Amy Nicholson, a city planner, said traffic engineering staffers were “very concerned” with Trumark’s new vision of how roads should be built in the Roseland area. The current project calls for developing a three-way intersection at Dutton Meadow and a future extension of Northpoint Parkway just south of Meadow View Elementary School. Previous city plans called for an intersection to the north of the school and with a different trajectory to allow for faster traffic speeds.

Staffers concluded the infrastructure revisions would be felt well beyond the project area, Nicholson said.

“This is really a big change to a region that needs to be evaluated at a higher level,” she said.

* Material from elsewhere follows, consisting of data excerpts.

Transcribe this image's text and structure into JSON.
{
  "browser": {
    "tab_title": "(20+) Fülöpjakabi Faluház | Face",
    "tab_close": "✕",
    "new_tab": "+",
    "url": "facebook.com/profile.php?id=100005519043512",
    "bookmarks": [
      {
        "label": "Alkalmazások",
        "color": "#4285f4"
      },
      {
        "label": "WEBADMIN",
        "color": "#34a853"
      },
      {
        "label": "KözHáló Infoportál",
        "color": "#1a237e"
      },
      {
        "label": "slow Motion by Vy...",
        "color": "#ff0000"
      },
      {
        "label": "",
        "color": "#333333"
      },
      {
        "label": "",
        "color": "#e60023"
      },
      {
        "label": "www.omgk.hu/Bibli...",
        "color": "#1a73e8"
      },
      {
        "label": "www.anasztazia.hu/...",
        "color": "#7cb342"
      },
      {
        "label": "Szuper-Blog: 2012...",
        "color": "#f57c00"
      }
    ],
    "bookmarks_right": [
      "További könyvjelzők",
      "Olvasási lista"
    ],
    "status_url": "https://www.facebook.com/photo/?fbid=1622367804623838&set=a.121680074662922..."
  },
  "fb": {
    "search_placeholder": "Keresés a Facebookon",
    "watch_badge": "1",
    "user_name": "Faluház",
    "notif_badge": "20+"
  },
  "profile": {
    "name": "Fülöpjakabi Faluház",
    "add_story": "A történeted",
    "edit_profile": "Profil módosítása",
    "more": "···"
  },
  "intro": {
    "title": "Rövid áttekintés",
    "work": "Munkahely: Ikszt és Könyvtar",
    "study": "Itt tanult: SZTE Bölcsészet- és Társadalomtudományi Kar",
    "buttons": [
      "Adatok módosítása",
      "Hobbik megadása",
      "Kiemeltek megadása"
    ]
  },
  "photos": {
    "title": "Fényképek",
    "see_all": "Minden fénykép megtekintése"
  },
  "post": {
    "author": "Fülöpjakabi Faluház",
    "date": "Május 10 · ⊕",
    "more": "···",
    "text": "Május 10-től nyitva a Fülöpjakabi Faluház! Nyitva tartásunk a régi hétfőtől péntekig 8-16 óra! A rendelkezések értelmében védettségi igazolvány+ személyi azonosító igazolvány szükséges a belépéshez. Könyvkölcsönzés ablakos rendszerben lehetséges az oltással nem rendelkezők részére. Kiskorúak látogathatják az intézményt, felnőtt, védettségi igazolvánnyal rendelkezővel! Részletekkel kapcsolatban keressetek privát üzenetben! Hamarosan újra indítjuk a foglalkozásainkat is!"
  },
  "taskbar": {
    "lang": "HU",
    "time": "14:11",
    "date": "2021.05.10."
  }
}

City staff members met with Trumark’s representatives several times to discuss their concerns about the project before Thursday’s hearing was scheduled.

“There didn’t really seem to be a compromise,” Nicholson said. Miller echoed the sentiment.

A mile to the north, the Roseland Village Neighborhood Center appears to have a smoother path forward.

The Sebastopol Road development would include 175 apartments, 75 of which would be reserved for low-income tenants. Tentative plans going before the Planning Commission also call for a 1-acre public plaza, a “civic building” that could house the Roseland library branch, and a food mercado on about 7½ acres owned by the county’s Community Development Commission.

The plan’s substantial low-income housing component allows the CDC’s master developer, Foster City-based MidPen Housing Corp., to request three concessions from the city: allowing the 100 market-rate apartments to be built first and in separate buildings from the affordable units, and only requiring 324 parking spots, 69 fewer than the 393 that otherwise would be required.

City staff members recommend the Planning Commission approve the requested incentives because they don’t harm the environment or historical property, create a public safety issue or run afoul of the law.

The overall tentative plans for the Roseland Village Neighborhood Center also have staff’s support.